Even people like a Cory Gardner, who's up for re-election in Colorado, in a swing state, someone - one of the most vulnerable Republicans in the country, he also needs the President's support in order to win reelection.
RAJU: He has been very circumspect about saying anything critical about the President so far.
So, a lot of questions about whether the Democrats can succeed because their goal right now....
It's not going to happen.
It was never going to happen. I told you on Sunday that Republican senators would inevitably respond to this trial by announcing that they were shocked, shocked, by the Democrats' behavior:
Much of the Senate GOP, along with the White House and the right-wing media, is about to declare that virtually everything the House managers do is a flagrant violation of law, common sense, and the Constitution. Once this happens, even alleged moderates such as Mitt Romney and Susan Collins will join in the fauxtrage -- and you can forget a successful vote to call witnesses or allow further documentary evidence to be considered. The plan is to say that the behavior of the Democrats was so out of bounds that the only way to conclude the process fairly is a vote to dismiss the charges -- and that will happen.
That's more or less what's going on now. We had this after the first day:
Sen. Susan Collins was “stunned” by Rep. Jerry Nadler’s late-night diatribe this week against what he deemed a “cover-up” by Senate Republicans for President Donald Trump — so much so that she wrote a note to Supreme Court Chief Justice John Roberts.
And we had this:
Sen. Lisa Murkowski, R-Alaska, said she was "offended" by House manager Jerry Nadler's comments this week that Republican senators would be involved in a cover-up if they did not agree to call former national security adviser John Bolton to testify in the impeachment trial, one of her aides said Thursday.

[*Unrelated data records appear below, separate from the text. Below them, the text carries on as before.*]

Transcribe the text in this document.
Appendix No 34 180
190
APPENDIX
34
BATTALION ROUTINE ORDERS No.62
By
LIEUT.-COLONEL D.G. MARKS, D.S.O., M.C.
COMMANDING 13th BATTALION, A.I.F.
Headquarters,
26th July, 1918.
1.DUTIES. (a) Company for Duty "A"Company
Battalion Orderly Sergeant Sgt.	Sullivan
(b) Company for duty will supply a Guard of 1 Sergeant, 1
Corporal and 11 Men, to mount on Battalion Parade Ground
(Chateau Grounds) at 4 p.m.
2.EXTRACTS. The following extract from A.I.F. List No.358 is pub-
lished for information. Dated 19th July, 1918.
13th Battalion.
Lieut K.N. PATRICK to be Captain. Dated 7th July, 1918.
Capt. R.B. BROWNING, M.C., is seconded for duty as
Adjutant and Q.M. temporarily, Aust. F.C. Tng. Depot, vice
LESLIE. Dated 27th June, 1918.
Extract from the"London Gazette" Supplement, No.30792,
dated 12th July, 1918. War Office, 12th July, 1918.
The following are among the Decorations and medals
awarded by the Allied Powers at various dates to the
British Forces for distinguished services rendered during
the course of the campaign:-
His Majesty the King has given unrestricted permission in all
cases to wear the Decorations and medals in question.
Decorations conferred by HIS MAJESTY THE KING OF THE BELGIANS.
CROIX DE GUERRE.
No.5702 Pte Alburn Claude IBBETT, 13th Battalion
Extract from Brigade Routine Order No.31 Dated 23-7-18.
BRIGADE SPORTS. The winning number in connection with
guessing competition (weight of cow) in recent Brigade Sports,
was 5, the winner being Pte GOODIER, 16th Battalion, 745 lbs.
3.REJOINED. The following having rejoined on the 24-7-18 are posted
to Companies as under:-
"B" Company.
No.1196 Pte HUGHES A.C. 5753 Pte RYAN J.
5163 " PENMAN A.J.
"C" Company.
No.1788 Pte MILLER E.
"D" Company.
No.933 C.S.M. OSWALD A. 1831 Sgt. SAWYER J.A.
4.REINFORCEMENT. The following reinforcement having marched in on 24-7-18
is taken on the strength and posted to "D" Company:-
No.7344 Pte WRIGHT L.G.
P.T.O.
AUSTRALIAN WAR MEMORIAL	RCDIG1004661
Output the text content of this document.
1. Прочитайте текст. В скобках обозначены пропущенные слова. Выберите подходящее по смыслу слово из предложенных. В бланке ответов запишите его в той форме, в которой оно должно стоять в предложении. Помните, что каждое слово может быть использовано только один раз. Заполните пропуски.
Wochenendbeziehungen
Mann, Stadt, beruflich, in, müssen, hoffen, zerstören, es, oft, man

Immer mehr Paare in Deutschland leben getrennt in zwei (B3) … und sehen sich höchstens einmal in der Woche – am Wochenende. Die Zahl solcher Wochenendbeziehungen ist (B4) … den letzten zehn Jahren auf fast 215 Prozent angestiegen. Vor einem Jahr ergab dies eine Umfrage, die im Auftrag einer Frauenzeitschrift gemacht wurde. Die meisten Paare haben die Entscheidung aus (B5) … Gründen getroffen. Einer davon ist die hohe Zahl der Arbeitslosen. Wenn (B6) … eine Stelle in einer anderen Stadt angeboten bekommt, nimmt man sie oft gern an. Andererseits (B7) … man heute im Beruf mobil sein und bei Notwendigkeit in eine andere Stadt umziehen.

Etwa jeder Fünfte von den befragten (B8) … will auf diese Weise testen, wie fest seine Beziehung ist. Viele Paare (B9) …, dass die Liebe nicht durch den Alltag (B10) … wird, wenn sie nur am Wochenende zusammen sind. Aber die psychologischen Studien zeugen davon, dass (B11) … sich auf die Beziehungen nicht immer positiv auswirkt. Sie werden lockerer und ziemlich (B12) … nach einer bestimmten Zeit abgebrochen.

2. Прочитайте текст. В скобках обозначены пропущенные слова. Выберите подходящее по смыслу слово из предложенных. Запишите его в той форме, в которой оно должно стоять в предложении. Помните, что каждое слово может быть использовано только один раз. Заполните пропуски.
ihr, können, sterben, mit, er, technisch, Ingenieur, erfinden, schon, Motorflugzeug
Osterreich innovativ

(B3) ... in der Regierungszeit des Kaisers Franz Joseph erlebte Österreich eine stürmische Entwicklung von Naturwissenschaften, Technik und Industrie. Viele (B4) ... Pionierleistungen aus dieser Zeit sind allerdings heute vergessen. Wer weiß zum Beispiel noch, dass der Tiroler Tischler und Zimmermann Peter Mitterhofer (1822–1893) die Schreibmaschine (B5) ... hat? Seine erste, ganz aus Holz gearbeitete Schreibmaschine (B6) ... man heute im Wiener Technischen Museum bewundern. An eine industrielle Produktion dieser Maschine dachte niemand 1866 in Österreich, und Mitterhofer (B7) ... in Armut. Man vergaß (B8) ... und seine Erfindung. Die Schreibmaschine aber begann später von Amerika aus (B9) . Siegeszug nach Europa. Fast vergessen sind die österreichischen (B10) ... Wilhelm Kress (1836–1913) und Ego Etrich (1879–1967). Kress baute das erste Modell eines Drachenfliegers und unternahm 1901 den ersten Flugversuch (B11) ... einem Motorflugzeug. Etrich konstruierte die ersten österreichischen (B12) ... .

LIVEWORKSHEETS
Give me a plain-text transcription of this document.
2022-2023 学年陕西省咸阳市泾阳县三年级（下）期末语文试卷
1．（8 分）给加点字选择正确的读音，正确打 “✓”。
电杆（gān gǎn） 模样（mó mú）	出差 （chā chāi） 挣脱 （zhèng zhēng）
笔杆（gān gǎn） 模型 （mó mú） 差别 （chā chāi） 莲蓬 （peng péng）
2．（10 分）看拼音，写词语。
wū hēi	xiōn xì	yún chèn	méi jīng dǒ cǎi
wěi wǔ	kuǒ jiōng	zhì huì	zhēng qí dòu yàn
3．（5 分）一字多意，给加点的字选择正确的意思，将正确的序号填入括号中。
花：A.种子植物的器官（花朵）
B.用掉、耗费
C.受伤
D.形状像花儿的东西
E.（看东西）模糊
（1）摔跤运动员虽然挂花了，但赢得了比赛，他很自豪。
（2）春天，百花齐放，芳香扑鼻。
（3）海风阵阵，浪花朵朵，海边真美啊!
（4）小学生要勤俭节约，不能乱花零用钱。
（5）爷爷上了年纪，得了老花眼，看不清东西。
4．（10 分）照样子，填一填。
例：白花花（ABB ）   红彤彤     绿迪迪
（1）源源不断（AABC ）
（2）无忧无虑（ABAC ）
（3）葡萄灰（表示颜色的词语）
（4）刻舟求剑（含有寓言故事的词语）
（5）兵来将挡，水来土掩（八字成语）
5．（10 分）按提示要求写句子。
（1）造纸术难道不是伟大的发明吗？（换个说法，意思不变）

And now we have this (admittedly from a non-moderate):
Besides complaints about boredom (“They’ve got about a one-hour presentation that they gave six hours on Tuesday and eight hours yesterday,” Senator Roy Blunt told The New York Times), Republican senators will say that the Democratic case was presented in an offensive manner. The moderates will suggest that they might have voted for witnesses if Democrats had been nicer. So there won't be witnesses.